Fast, easy and intuitive control audits
Doing a risk assessment and developing a credit union or bank risk management plan is only one part of the challenge of keeping data safe and secure and meeting compliance requirements. As required by the FFIEC, you then must audit your information controls and reexamine them semiannually, annually, or even more often, based on the criticality of the risk. That used to be a tough, time-consuming task. With Scout it’s intuitive, easy and highly automated. Here’s how:
- Scout automatically generates control audit schedule by using information from your risk assessment and FFIEC guidelines. Change a risk rating or an information asset and Scout immediately updates the audit schedule.
- Scout automatically defines the scope of the controls audit, telling you when and where to perform preventive reviews and system checks
- You’ll always know which control audits your examiner expects. Plus, Scout allows you to track audit activity, with notes about when controls were tested and by whom—creating well-organized logs your examiner will appreciate.
Think about it. No more relying on memory or paper files to trigger the necessary audit activities. Scout gives you the big picture so you can plan and budget for future events.
Take the time and worry out of exams and audits
Institutions are required to audit their information controls based on the extent of risk identified in the risk assessment. For example, a control that is mitigating a high risk will need to be reevaluated more frequently than controls that impact low-risk threats. The results of these audits must be presented to boards of directors annually.
Most financial institutions can improve their information controls audits by focusing on four key areas:
- Document, document, document
And then document some more. Make sure that every control reviewed is thoroughly documented. Auditors or internal examiners will want to want see what was done in previous years and will expect that such documentation is part of your permanent records. Documentation also makes it easy to demonstrate follow-through on previous audit report recommendations. If you agreed with a recommendation, you need to show who was assigned the task internally and when and how the recommendation was implemented. If you disagree with a recommendation, you need to document the reasons for your disagreement. Also, make sure you document at the time the action was taken. That’s a lot easier than attempting to reconstruct your reasoning months later when an audit report is coming due.
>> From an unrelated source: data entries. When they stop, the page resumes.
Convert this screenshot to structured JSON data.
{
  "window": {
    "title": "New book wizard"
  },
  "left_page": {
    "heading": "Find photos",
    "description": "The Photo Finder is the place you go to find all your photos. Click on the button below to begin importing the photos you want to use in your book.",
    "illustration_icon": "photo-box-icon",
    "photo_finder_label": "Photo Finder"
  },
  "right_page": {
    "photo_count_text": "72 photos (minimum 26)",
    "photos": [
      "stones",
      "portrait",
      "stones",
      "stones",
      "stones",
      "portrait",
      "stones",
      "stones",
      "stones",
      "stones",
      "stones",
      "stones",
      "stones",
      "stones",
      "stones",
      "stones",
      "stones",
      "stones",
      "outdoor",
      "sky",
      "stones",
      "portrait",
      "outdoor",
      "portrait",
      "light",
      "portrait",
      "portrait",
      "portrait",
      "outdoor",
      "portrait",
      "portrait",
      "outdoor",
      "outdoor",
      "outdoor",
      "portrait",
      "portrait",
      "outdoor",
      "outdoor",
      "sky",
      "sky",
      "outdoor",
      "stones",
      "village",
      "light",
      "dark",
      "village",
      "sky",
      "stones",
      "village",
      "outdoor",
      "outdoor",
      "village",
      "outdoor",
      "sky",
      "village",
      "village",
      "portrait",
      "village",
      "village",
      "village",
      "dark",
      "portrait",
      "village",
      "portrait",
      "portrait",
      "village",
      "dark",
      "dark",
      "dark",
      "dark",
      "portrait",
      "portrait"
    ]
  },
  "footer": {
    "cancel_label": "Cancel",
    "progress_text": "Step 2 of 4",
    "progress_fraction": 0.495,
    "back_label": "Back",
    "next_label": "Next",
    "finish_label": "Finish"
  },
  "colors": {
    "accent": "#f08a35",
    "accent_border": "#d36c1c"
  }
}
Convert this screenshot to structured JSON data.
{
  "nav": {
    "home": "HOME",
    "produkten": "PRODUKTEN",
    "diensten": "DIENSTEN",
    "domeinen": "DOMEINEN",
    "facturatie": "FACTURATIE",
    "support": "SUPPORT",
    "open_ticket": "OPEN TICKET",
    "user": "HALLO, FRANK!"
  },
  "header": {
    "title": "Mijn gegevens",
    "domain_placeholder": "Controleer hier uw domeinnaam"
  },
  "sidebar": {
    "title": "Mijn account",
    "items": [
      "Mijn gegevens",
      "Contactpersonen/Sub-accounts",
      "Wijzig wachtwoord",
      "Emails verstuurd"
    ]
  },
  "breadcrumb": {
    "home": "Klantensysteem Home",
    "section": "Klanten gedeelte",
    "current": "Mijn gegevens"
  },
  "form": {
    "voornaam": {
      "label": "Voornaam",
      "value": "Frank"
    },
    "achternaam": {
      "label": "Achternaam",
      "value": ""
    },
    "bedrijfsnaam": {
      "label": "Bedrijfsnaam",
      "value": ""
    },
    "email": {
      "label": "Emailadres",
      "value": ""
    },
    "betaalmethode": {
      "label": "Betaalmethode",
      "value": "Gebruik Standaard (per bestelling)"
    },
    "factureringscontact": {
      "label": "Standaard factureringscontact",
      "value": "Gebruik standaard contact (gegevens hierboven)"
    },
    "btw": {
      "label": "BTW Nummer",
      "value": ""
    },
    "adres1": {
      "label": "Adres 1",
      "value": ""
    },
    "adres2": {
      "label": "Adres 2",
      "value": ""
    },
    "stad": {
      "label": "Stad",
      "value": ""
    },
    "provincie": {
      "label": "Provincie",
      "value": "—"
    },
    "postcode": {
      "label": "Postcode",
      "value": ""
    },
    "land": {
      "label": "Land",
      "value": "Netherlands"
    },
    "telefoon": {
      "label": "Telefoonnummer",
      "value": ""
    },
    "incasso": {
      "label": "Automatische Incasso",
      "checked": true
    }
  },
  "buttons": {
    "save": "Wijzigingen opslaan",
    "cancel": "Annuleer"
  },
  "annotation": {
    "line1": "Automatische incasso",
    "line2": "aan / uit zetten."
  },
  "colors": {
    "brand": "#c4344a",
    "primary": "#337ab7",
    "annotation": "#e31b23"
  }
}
- Get an outside perspective
One purpose of information controls audits is to identify where controls are inadequate or needed controls are missing. That’s why periodically getting an outside perspective on your information controls is helpful. Sometimes, internal staff are a little too close to the issue to have the needed perspective for this. A fresh set of eyes can help you assess your information controls in new and more insightful ways, especially when it comes to identifying new controls that are often all too easy for internal personnel to overlook. An independent banking or risk management specialist who is tied into the changing regulatory, industry and information security scene is an appropriate candidate for such a task. An external review is not required but is highly recommended at least every third year.
- Don’t audit yourself
While it may seem obvious, it’s important that information controls are audited by someone other than the person responsible for those controls to avoid any conflict of interest. If you were responsible for the risk assessment or the IT department and therefore IT controls, turn the job over to someone independent of the process. If you don’t have someone on staff who is both independent of the process and knowledgeable about risk assessments and IT, you might want to outsource the job to an external auditing firm.
- Report in the right ways
The results of information controls audits must be reported to boards annually. As with other types of risk management activities, little guidance is available to compliance officers when it comes to the right way to do this. Don’t burden boards with eye-glazing spreadsheets and page after page of lists. Instead, provide them with a short summary of the controls you reviewed, any inadequacies you found, the corrective actions you took, and recommendations for improving any controls where improvement is needed.